Recommended Execution Pattern
If the user gives you source code only:
- inspect the project and identify the build command
- run the build
- locate the built static output directory
- validate the directory shape
- run
gemigo init or fix the existing gemigo.app.json
- run
gemigo validate
- verify
gemigo whoami
- ask for deploy confirmation
- run
gemigo deploy
- report the resulting URL
If the user already gives you a built directory:
- validate the directory
- run
gemigo init or fix the existing gemigo.app.json
- run
gemigo validate
- verify
gemigo whoami
- ask for confirmation
- run
gemigo deploy
Safe Execution Rules
- Keep read actions and write actions distinct.
whoami is safe to run before asking for confirmation.
init and validate are local preflight actions and should happen before remote deploy confirmation.
deploy or publish must stay behind explicit confirmation.
- Do not hide missing login, origin mismatch, or invalid static directory errors.
- Do not repeatedly retry
gemigo deploy to discover manifest fields; use gemigo validate first and fix all local preflight errors together.
- Do not claim that a source repo root is deployable unless it is actually the built output directory.
- Prefer the hosted schema URL in manifests.
- If the user is using a non-default environment, keep
--origin or GEMIGO_ORIGIN explicit through the whole flow.
Troubleshooting
gemigo not found
- The local CLI is not installed.
- Install it with:
npm install -g gemigo
Then re-check with:
command -v gemigo
No saved session found
- The user is not logged in yet for that machine and origin.
- Run:
gemigo login --origin <origin>
Stored session is for ...
- The saved login belongs to another origin.
- Re-run login for the target origin:
gemigo login --origin <origin>
Saved session is no longer valid
- The stored session expired or was rejected by the server.
- Run login again, then re-check with
whoami.
Static directory must contain index.html at its root
- The wrong directory was passed.
- Find the actual build output directory and deploy that instead.

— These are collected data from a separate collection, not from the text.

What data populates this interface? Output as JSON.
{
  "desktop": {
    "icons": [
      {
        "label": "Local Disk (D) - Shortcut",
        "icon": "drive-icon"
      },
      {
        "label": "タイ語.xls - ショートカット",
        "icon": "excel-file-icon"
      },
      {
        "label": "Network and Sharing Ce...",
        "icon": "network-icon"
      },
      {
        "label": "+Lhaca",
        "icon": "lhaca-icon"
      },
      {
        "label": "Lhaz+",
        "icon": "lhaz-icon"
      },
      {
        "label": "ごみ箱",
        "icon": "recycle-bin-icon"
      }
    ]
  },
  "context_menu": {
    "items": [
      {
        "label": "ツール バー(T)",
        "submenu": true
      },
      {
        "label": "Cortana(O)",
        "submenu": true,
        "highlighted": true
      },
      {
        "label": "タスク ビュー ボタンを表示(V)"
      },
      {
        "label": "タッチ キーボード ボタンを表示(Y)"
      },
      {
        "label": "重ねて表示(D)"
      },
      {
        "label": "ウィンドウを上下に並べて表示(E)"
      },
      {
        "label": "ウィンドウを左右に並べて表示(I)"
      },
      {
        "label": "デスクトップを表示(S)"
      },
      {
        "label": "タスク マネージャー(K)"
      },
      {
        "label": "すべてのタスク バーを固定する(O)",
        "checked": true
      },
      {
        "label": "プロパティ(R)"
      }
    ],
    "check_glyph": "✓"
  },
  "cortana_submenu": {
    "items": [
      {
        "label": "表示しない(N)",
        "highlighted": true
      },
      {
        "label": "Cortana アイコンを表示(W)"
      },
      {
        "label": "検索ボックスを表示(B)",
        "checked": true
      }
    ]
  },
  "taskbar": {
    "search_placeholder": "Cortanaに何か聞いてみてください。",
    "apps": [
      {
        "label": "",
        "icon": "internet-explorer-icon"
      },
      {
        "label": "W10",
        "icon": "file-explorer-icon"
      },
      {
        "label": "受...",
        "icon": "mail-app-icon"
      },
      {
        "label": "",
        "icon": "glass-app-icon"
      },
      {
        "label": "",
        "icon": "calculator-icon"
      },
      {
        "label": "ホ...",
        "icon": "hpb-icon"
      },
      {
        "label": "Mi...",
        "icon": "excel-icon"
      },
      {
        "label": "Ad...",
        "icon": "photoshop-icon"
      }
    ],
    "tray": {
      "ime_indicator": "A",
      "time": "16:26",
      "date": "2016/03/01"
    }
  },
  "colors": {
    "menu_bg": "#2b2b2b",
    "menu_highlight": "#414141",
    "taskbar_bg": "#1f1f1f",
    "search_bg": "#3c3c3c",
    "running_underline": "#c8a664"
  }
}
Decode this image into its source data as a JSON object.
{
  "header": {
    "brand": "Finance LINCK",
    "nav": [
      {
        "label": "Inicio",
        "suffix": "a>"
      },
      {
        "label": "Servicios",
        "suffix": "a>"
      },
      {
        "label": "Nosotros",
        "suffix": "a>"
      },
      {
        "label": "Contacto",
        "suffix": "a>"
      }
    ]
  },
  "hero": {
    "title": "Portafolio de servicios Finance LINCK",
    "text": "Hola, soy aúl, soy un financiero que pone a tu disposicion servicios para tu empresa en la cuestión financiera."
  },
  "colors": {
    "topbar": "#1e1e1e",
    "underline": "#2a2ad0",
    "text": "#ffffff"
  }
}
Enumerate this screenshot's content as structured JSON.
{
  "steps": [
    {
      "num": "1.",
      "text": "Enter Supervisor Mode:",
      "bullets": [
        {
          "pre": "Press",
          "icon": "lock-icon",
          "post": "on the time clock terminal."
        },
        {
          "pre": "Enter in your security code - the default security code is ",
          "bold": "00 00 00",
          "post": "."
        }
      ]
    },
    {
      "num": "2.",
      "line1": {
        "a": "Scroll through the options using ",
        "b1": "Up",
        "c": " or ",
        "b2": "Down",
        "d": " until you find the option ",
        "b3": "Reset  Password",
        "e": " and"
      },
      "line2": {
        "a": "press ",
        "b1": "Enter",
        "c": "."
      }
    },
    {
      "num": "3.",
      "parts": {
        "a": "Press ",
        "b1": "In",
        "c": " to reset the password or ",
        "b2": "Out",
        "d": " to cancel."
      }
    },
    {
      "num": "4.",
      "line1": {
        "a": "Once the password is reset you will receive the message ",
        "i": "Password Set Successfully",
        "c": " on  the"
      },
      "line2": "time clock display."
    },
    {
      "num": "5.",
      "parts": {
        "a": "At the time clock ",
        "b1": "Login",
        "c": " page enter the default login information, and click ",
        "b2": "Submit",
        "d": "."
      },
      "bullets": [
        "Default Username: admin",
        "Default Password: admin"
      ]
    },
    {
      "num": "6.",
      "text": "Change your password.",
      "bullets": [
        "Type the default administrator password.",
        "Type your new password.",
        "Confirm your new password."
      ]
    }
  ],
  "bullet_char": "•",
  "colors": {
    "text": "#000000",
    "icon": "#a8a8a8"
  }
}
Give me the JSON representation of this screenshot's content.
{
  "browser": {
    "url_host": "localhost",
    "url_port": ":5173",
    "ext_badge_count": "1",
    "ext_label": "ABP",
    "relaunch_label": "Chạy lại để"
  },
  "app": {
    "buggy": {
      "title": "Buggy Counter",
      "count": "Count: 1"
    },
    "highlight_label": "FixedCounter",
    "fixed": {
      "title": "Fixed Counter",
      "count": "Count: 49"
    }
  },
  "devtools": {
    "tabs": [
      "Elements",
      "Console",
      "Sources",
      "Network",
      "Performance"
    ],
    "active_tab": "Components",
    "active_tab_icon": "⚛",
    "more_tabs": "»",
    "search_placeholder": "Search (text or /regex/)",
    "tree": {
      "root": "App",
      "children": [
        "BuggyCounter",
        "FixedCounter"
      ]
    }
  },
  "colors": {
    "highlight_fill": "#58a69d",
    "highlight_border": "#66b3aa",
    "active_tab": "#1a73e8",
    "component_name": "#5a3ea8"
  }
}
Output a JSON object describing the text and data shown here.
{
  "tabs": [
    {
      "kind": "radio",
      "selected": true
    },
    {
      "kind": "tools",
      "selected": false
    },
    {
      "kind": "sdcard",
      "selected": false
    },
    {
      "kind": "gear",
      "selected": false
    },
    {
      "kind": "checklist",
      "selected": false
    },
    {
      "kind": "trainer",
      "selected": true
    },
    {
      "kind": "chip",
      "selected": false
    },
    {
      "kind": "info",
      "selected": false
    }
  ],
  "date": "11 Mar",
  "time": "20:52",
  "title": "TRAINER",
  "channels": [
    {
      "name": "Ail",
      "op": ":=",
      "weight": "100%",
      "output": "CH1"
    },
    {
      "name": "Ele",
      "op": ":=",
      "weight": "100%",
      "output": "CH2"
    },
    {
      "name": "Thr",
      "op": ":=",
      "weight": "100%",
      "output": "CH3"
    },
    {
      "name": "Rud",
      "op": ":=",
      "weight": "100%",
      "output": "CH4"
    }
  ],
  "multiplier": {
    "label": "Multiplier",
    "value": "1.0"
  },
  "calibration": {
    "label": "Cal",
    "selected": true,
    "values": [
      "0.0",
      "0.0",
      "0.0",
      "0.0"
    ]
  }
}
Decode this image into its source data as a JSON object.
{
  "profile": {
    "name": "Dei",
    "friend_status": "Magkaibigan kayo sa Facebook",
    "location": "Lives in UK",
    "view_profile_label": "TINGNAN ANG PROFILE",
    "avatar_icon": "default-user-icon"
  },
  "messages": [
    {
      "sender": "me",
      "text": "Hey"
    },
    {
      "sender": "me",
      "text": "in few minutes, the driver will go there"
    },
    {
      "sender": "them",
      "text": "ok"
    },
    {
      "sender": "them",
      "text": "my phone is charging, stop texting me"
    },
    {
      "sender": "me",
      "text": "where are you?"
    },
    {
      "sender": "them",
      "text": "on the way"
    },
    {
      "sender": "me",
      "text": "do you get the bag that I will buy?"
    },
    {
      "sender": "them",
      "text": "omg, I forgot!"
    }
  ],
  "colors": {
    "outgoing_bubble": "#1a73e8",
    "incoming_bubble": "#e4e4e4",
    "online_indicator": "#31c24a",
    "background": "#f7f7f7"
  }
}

Static directory must not contain a top-level package.json
- The user likely passed the source repository root instead of the built output.
- Build first, then point
gemigo deploy at the generated static folder.
Success Criteria
This skill is working correctly when:
- the user understands that
gemigo publishes a built static app rather than raw source,
- missing local CLI install or missing login is discovered before deploy,
- the deployment target is validated as a real static output directory,
gemigo.app.json is complete enough for deploy,
- remote write actions happen only after explicit confirmation,
- and the final hosted URL or domain is surfaced back to the user.